Configuring individual components

After defining the flow, you need to set properties of each source, sink and channel. This is done in the same hierarchical namespace fashion where you set the component type and other values for the properties specific to each component.

#Properties for sources

<agent>.sources.<Source>.<someProperty> = <someValue>

..

#Properties for channels

<agent>.channel.<Channel>.<someProperty> = <someValue>

..

#Properties for sinks

<agent>.sources.<Sink>.<someProperty> = <someValue>

The property type needs to be set for each component for Flume to understand what kind of object it needs to be. Each source, sink and channel type has its own set of properties required for it to function as intended. All those need to be set as needed.
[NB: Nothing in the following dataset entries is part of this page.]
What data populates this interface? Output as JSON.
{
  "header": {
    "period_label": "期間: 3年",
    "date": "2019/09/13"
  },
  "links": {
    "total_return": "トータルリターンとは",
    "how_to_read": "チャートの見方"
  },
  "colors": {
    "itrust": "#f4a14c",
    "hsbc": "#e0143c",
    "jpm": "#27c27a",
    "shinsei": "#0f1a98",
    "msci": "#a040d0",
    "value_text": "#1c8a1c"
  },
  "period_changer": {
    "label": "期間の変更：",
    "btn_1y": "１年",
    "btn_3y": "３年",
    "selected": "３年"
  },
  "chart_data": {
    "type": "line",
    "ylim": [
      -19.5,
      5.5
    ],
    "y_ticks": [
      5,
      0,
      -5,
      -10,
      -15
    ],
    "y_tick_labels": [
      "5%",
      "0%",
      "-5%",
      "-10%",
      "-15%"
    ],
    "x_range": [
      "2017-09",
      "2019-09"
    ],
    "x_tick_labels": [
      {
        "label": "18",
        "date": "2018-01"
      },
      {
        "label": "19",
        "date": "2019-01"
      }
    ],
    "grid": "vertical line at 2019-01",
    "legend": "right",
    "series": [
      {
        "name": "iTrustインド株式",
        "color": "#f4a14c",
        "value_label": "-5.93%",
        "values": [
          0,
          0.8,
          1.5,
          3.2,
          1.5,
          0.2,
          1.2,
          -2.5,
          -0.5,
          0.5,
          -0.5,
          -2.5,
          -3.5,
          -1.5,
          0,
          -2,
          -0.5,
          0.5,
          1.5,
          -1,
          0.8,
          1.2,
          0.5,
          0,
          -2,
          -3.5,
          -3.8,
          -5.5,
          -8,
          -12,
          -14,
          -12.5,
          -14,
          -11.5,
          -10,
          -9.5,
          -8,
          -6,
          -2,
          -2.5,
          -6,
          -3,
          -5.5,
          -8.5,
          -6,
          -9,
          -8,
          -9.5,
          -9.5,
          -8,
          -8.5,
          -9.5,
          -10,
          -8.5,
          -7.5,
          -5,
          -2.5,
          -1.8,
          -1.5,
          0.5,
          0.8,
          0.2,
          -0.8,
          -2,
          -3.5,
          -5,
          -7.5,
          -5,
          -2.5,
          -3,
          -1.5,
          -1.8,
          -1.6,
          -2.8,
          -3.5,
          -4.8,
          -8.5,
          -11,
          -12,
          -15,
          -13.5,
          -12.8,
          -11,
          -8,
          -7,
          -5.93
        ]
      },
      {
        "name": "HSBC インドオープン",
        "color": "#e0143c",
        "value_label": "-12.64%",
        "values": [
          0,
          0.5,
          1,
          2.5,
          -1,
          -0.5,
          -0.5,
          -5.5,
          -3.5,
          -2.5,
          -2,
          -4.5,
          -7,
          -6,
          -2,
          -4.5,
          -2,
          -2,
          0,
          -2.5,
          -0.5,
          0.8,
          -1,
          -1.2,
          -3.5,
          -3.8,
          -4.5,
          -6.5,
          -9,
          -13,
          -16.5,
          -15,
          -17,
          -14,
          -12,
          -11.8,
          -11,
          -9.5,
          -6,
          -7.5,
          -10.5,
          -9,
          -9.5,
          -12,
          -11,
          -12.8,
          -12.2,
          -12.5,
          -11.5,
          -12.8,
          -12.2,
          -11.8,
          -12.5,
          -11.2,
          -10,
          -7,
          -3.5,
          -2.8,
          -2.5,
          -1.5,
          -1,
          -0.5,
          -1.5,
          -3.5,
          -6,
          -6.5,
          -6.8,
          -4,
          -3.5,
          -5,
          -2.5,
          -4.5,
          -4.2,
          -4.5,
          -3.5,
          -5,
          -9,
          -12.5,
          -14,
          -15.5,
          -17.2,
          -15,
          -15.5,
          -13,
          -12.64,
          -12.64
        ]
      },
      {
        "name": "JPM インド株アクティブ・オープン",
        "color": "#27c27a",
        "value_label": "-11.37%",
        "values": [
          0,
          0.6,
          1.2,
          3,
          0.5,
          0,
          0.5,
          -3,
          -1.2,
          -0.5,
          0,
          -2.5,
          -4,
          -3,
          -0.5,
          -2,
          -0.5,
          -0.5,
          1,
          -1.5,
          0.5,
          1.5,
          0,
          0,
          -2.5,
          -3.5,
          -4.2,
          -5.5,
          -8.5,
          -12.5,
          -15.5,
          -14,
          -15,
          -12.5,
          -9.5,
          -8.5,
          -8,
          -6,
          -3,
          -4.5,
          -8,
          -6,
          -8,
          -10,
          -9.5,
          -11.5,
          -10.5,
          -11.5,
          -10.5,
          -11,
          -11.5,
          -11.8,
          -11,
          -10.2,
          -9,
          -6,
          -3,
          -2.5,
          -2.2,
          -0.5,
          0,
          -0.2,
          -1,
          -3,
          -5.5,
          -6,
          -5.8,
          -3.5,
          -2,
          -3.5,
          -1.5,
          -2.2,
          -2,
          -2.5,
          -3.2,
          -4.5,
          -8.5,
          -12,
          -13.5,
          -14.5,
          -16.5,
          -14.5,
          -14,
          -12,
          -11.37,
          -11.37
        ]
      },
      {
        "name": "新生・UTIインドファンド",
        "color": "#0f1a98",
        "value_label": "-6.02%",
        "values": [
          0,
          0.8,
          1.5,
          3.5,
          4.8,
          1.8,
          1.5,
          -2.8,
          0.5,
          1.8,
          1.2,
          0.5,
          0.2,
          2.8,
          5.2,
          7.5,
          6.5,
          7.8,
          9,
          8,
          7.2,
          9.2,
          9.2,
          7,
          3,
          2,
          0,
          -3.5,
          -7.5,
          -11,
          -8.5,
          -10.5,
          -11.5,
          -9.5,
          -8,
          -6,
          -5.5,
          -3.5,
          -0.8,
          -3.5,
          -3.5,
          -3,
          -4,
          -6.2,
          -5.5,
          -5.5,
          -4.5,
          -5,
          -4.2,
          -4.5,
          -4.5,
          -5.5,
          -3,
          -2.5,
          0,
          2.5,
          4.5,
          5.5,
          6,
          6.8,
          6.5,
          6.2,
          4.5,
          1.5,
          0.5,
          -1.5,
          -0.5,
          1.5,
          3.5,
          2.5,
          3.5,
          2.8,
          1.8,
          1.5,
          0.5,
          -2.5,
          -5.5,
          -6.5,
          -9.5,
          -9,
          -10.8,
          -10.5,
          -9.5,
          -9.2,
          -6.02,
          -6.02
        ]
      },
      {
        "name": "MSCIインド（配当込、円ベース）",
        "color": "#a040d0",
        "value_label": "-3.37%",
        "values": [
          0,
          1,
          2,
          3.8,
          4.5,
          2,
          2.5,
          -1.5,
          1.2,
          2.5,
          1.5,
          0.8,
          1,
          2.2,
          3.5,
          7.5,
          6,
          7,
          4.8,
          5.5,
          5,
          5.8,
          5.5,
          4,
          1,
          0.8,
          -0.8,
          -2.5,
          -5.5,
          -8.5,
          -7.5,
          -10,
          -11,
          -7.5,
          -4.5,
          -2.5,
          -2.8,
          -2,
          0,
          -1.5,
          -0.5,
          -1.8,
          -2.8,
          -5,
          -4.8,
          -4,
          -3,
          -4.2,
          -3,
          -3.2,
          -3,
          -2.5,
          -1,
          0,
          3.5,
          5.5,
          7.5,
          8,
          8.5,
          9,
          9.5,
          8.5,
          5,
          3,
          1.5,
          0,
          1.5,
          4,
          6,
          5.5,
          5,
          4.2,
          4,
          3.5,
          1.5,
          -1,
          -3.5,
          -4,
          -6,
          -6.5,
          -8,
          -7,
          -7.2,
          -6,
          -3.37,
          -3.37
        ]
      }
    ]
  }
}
In the previous example, we have a flow from avro-AppSrv-source to hdfs-Cluster1-sink through the memory channel mem-channel-1. Heres an example that shows configuration of each of those components.

weblog-agent.sources = avro-AppSrv-source

weblog-agent.sinks = hdfs-Cluster1-sink

weblog-agent.channels = mem-channel-1

#set channel for sources, sinks

..

#properties of avro-AppSrv-source

weblog-agent.sources.avro-AppSrv-source.type = avro

weblog-agent.sources.avro-AppSrv-source.bind = localhost

weblog-agent.sources.avro-AppSrv-source.port = 10000

#properties of mem-channel-1

weblog-agent.channels.mem-channel-1.type = memory

weblog-agent.channels.mem-channel-1.capacity = 1000

weblog-agent.channels.mem-channel-1.transactionCapacity = 100

#properties of hdfs-Cluster1-sink

weblog-agent.sinks.hdfs-Cluster1-sink.type = hdfs

weblog-agent.sinks.hdfs-Cluster1-sink.hdfs.path = hdfs://namenode/flume/webdata/

Adding multiple flows in an agent

A single Flume agent can contain several independent flows. You can list multiple sources, sinks and channels in a config. These components can be linked to form multiple flows.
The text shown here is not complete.